Editorial

Mobilização necessária

A atitude dos industriais gaúchos não está inserida em um contexto de otimismo alienado ou desconexão com os diversos problemas. É mais o resultado concreto de esforço e de trabalho que não podem recuar.

É salutar a mobilização do empresariado gaúcho, especialmente o ligado à indústria, em torno da busca de novos investimentos, do crescimento e de reivindicações legítimas que assegurem a continuidade do papel de destaque do setor na economia gaúcha. Duramente afetada, como tantos outros atores econômicos do Rio Grande do Sul, pelas adversidades climáticas que têm impactado as atividades produtivas, além das pesadas expectativas negativas em face das anunciadas tarifas a serem implementadas para acesso ao mercado norte-americano, a indústria dá mostras de não esmorecer no enfrentamento das dificuldades. Sob a liderança do presidente da Federação das Indústrias do Rio Grande do Sul (Fiergs), Cláudio Bier, e de outros próceres do empresariado, a indústria têm sido pródiga em apresentar propostas e anunciar investimentos, como o ocorrido nos primeiros dias desta semana. No primeiro caso, em face da necessidade de mitigar os previstos efeitos nefastos do chamado tarifaço dos EUA, o setor apresentou planos concretos que podem municiar o governo federal em sua prometida intenção negociadora, de forma que empregos sejam mantidos e a vitalidade exemplar do empresariado gaúcho possa estimular o crescimento e afastar a perplexidade paralisante dos confrontos inúteis.

E mais: na terça-feira, a Fiergs corajosamente reuniu expressivas lideranças do empreendedorismo, como o presidente da Cotrijal, Nei Mânica, e o diretor-geral da CMPC, Antônio Lacerda, para anunciar grandes investimentos em um momento em que muitos políticos e agentes governamentais ou econômicos manifestam desesperança e pessimismo absoluto.

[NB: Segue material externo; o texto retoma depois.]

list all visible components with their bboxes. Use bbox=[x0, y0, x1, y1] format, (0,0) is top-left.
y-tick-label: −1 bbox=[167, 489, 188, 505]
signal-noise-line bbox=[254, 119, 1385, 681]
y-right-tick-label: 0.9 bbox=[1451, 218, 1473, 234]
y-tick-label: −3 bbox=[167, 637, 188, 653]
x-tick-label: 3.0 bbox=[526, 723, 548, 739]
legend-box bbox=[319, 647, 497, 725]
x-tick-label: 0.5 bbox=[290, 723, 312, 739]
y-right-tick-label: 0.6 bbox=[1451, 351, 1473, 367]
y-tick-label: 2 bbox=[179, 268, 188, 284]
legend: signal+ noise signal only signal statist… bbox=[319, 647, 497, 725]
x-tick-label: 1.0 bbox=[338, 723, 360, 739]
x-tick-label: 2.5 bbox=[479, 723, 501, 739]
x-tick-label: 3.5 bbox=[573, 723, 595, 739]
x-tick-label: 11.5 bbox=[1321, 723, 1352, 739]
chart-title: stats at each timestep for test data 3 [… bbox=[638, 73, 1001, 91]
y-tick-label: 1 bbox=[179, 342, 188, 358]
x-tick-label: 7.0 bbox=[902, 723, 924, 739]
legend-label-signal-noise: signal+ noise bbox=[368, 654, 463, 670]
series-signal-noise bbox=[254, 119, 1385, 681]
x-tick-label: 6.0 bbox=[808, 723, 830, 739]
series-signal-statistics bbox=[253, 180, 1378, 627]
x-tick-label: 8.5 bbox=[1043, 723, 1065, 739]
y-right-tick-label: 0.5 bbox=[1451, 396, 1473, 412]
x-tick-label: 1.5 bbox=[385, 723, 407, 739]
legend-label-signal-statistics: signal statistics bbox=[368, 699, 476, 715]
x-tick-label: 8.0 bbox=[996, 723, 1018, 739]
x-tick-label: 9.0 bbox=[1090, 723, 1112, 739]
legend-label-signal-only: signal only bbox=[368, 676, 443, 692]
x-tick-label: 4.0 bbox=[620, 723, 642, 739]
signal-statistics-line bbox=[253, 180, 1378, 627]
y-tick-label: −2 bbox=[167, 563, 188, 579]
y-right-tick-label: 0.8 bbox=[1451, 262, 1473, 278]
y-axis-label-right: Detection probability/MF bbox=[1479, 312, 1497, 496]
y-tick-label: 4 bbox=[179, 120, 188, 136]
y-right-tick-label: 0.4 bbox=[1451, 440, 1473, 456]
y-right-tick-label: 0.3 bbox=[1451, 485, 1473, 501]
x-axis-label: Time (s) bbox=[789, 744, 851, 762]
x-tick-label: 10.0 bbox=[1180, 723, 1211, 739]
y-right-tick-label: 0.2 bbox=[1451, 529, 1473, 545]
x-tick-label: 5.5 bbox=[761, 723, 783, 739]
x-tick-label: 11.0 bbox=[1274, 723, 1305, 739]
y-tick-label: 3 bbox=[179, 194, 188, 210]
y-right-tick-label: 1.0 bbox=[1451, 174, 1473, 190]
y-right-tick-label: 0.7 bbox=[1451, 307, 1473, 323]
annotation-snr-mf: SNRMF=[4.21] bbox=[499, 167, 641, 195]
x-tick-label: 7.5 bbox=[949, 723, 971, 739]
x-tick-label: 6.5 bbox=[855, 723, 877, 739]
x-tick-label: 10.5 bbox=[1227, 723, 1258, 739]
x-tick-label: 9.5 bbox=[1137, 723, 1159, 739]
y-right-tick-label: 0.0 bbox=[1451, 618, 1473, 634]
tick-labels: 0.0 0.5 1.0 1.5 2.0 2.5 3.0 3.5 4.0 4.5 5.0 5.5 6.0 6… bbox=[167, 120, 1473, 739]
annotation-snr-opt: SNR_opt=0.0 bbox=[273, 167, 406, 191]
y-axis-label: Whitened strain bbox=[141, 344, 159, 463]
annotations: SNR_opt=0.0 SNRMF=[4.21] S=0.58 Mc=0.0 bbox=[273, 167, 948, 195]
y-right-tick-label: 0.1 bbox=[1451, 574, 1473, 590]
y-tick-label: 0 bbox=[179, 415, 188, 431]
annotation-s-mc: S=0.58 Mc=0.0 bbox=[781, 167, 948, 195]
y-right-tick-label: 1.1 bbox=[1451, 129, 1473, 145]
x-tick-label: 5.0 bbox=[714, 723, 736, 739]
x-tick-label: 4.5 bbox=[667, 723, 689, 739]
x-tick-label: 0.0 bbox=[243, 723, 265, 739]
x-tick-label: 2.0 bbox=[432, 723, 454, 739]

É certo que a atitude dos industriais gaúchos não está inserida em um contexto de otimismo alienado ou desconexão com os diversos problemas enfrentados pelas comunidades. É mais o resultado concreto de esforço e de trabalho que não podem recuar à frente dos obstáculos preocupantes que se avizinham. É, pois, hora de saudar e apoiar o trabalho e a produção.